There was also some welcome news for some of the country’s smallest businesses with the announcement that the government will aim to “radically change” the administration of tax for the UK’s smallest companies.
Osborne said that small businesses with a turnover of up to £77,000 could be allowed to calculate their tax on the basis of cash that passes through their business, rather than the traditional accrual method.
The changes, based on original recommended by the Office of Tax Simplification, would make filling in tax returns simpler for up to three million companies, the chancellor said.
The chancellor also said that the government is pressing forward with plans to integrate the operation of income tax and national insurance. A detailed consultation will be published next month.
“The document also sets out a new approach to working with small business, and sets a far more positive tone in the way that HMRC will engage with them,” said Patrick Stevens, tax partner at Ernst & Young.
Relief for creative industries
Osborne also announced corporate tax relief from April 2013 for video games, animation and high-end television industries.
Although the tax relief is worth only a relatively small amount (£50m by 2014/15) compared to other types of tax relief, the announcement was welcomed as “terrific” news for the games development industry. The tax breaks are a similar idea to tax relief for the British film industry.
The announcement cam on the same day as shares in Game Group, the video game retailer, were suspended and the company said it intended to appoint an administrator.

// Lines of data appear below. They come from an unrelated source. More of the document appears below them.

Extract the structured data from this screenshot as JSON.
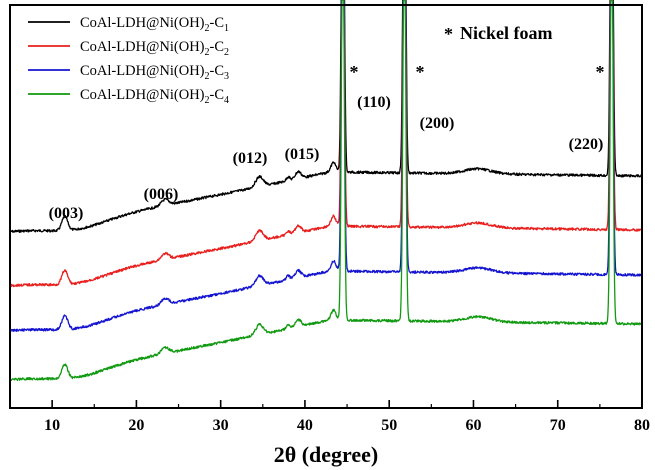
{
  "chart_data": {
    "type": "line",
    "xlabel": "2θ (degree)",
    "ylabel": "",
    "xlim": [
      5,
      80
    ],
    "xticks": [
      10,
      20,
      30,
      40,
      50,
      60,
      70,
      80
    ],
    "y_ticks_shown": false,
    "grid": false,
    "legend_position": "top-left",
    "annotation_note": {
      "symbol": "*",
      "text": "Nickel foam"
    },
    "peak_labels": [
      {
        "text": "(003)",
        "x": 11.5
      },
      {
        "text": "(006)",
        "x": 23.5
      },
      {
        "text": "(012)",
        "x": 34.5
      },
      {
        "text": "(015)",
        "x": 39.2
      },
      {
        "text": "(110)",
        "x": 44.5
      },
      {
        "text": "(200)",
        "x": 51.8
      },
      {
        "text": "(220)",
        "x": 76.4
      }
    ],
    "star_marks": [
      44.5,
      51.8,
      76.4
    ],
    "series": [
      {
        "name_main": "CoAl-LDH@Ni(OH)",
        "name_sub1": "2",
        "name_mid": "-C",
        "name_sub2": "1",
        "color": "#000000"
      },
      {
        "name_main": "CoAl-LDH@Ni(OH)",
        "name_sub1": "2",
        "name_mid": "-C",
        "name_sub2": "2",
        "color": "#e8201e"
      },
      {
        "name_main": "CoAl-LDH@Ni(OH)",
        "name_sub1": "2",
        "name_mid": "-C",
        "name_sub2": "3",
        "color": "#1414d0"
      },
      {
        "name_main": "CoAl-LDH@Ni(OH)",
        "name_sub1": "2",
        "name_mid": "-C",
        "name_sub2": "4",
        "color": "#119a11"
      }
    ]
  }
}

Stephen Bristow, an expert in film and TV tax at RSM Tenon said the tax relief could generate at least £350m per year by encouraging more “high-end” TV production in the UK, as well as an overall boost of around £1bn to the UK economy.
“This is fantastic news for the creative industries and it’s especially good to see the government putting its money where its mouth is,” Bristow told Accountancy Age.
Papering over cracks
But there were some gripes about the lack of change that took place in other areas of corporate tax.

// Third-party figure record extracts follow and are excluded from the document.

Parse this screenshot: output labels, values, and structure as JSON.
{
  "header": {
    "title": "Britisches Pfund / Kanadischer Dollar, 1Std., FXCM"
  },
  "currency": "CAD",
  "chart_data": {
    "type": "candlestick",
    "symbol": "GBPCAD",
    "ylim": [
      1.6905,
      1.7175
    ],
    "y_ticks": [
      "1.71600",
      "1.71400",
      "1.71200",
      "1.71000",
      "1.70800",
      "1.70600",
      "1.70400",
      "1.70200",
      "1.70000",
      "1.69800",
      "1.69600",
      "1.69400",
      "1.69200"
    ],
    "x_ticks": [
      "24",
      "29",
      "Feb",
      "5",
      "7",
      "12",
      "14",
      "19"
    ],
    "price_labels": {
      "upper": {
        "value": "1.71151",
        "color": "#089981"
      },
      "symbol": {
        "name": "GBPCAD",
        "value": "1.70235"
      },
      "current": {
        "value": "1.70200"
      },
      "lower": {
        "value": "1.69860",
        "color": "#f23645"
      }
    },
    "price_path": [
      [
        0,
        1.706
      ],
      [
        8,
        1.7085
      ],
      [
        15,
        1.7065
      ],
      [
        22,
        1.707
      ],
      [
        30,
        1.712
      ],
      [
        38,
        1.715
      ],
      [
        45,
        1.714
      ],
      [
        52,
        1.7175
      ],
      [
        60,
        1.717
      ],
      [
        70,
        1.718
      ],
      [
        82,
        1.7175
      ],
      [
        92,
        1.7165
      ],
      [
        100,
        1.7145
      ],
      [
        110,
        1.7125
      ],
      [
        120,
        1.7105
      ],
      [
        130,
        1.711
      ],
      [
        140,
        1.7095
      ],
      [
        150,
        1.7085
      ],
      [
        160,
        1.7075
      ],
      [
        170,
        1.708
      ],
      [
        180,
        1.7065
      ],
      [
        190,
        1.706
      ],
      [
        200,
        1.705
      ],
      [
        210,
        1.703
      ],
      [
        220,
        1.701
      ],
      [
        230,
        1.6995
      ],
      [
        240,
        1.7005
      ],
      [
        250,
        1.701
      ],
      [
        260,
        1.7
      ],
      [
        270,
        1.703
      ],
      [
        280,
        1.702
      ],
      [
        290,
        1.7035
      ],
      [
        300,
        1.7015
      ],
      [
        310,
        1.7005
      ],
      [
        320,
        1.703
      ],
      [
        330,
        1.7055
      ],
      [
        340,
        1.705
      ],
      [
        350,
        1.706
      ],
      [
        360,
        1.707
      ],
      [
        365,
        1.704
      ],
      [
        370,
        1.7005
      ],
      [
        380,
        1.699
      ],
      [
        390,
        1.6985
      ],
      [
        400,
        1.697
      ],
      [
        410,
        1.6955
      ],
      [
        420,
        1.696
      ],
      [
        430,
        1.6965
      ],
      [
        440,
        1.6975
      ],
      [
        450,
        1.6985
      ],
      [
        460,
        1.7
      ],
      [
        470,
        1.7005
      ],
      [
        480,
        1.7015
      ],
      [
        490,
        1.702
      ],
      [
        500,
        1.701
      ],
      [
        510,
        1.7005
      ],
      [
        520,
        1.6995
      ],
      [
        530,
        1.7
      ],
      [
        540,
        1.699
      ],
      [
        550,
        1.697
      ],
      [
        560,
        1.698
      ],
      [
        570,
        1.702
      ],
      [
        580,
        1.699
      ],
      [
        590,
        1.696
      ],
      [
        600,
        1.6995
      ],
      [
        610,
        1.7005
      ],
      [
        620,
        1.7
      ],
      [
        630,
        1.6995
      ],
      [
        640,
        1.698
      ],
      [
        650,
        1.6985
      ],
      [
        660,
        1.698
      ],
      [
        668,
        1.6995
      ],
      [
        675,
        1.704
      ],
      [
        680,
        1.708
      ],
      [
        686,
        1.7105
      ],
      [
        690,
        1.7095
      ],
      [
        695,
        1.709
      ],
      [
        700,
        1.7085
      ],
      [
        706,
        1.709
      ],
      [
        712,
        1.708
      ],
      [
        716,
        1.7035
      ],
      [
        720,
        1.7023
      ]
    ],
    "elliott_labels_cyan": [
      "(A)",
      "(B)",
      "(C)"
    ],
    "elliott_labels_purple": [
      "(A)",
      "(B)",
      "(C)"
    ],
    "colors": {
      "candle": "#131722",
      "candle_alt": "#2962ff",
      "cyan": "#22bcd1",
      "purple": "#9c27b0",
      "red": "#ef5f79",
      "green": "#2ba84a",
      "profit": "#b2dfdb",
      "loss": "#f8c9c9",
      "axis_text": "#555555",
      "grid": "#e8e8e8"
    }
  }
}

Smith & Williamson national tax director Richard Mannion felt Osborne was “papering over the cracks”, and felt the real problem was “…the sheer complexity of the UK tax system.”

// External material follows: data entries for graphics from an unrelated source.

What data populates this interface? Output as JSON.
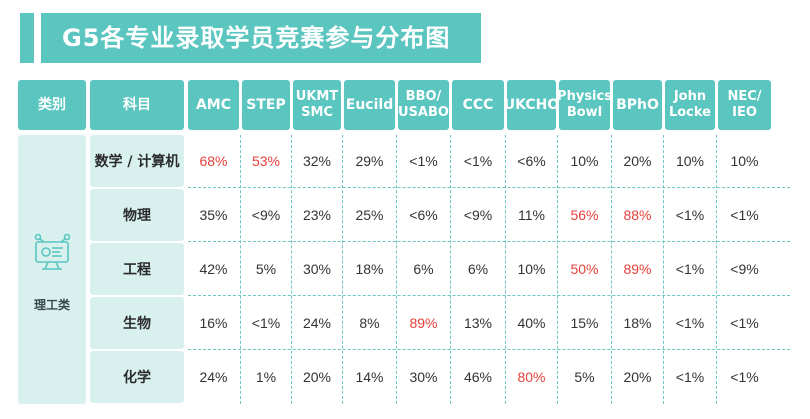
{
  "title": "G5各专业录取学员竞赛参与分布图",
  "header": {
    "category": "类别",
    "subject": "科目",
    "competitions": [
      "AMC",
      "STEP",
      "UKMT\nSMC",
      "Eucild",
      "BBO/\nUSABO",
      "CCC",
      "UKCHO",
      "Physics\nBowl",
      "BPhO",
      "John\nLocke",
      "NEC/\nIEO"
    ]
  },
  "category": {
    "label": "理工类",
    "icon": "science-icon"
  },
  "rows": [
    {
      "subject": "数学 / 计算机",
      "values": [
        "68%",
        "53%",
        "32%",
        "29%",
        "<1%",
        "<1%",
        "<6%",
        "10%",
        "20%",
        "10%",
        "10%"
      ],
      "highlight": [
        0,
        1
      ]
    },
    {
      "subject": "物理",
      "values": [
        "35%",
        "<9%",
        "23%",
        "25%",
        "<6%",
        "<9%",
        "11%",
        "56%",
        "88%",
        "<1%",
        "<1%"
      ],
      "highlight": [
        7,
        8
      ]
    },
    {
      "subject": "工程",
      "values": [
        "42%",
        "5%",
        "30%",
        "18%",
        "6%",
        "6%",
        "10%",
        "50%",
        "89%",
        "<1%",
        "<9%"
      ],
      "highlight": [
        7,
        8
      ]
    },
    {
      "subject": "生物",
      "values": [
        "16%",
        "<1%",
        "24%",
        "8%",
        "89%",
        "13%",
        "40%",
        "15%",
        "18%",
        "<1%",
        "<1%"
      ],
      "highlight": [
        4
      ]
    },
    {
      "subject": "化学",
      "values": [
        "24%",
        "1%",
        "20%",
        "14%",
        "30%",
        "46%",
        "80%",
        "5%",
        "20%",
        "<1%",
        "<1%"
      ],
      "highlight": [
        6
      ]
    }
  ],
  "colors": {
    "accent": "#5bc5c0",
    "light": "#d8f1ef",
    "highlight": "#e8413b",
    "text": "#333333"
  }
}
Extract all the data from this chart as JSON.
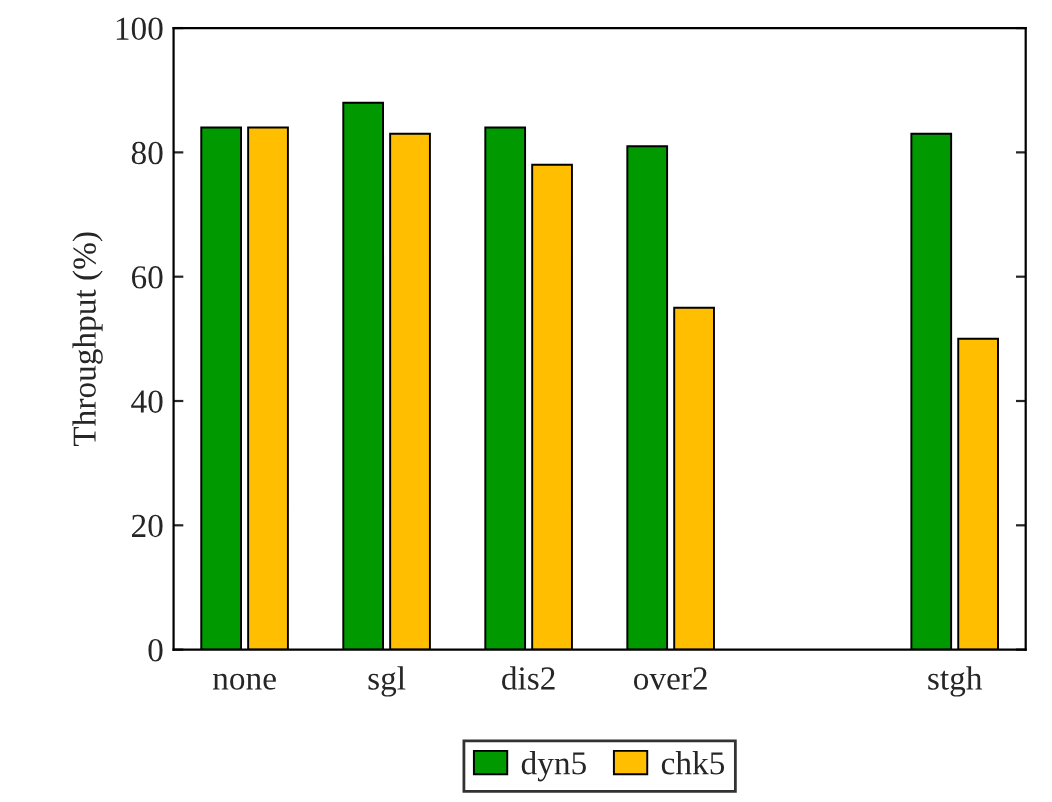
{
  "chart_data": {
    "type": "bar",
    "ylabel": "Throughput (%)",
    "categories": [
      "none",
      "sgl",
      "dis2",
      "over2",
      null,
      "stgh"
    ],
    "series": [
      {
        "name": "dyn5",
        "color": "#009900",
        "values": [
          84,
          88,
          84,
          81,
          null,
          83
        ]
      },
      {
        "name": "chk5",
        "color": "#ffbf00",
        "values": [
          84,
          83,
          78,
          55,
          null,
          50
        ]
      }
    ],
    "ylim": [
      0,
      100
    ],
    "yticks": [
      0,
      20,
      40,
      60,
      80,
      100
    ],
    "grid": false,
    "legend": "bottom"
  }
}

Some felt that little major positive change had taken place. Bridge Houghton LLP partner David Houghton pointed National Insurance as an area that went untouched.
“There was nothing on employers’ Nation Insurance to help ease the burden on employing people, the small companies tax rate has remained unchanged and it would have been great to see greater incentives for businesses to invest through additional capital allowances.”
The benefits of any changes Osborne makes now are unlikely to filter through to the real economy for another two years, while the economy remains fragile despite the OBR revising up its K growth forecast. Growth for 2011 is expected to be 0.8%, with 2% growth in 2012, 2.7% in 2013 and 3% for both 2015 and 2016, although corporate investment is expected to be £117.2bn this year, much lower than the £127.7bn predicted at the time of the Autumn Statement.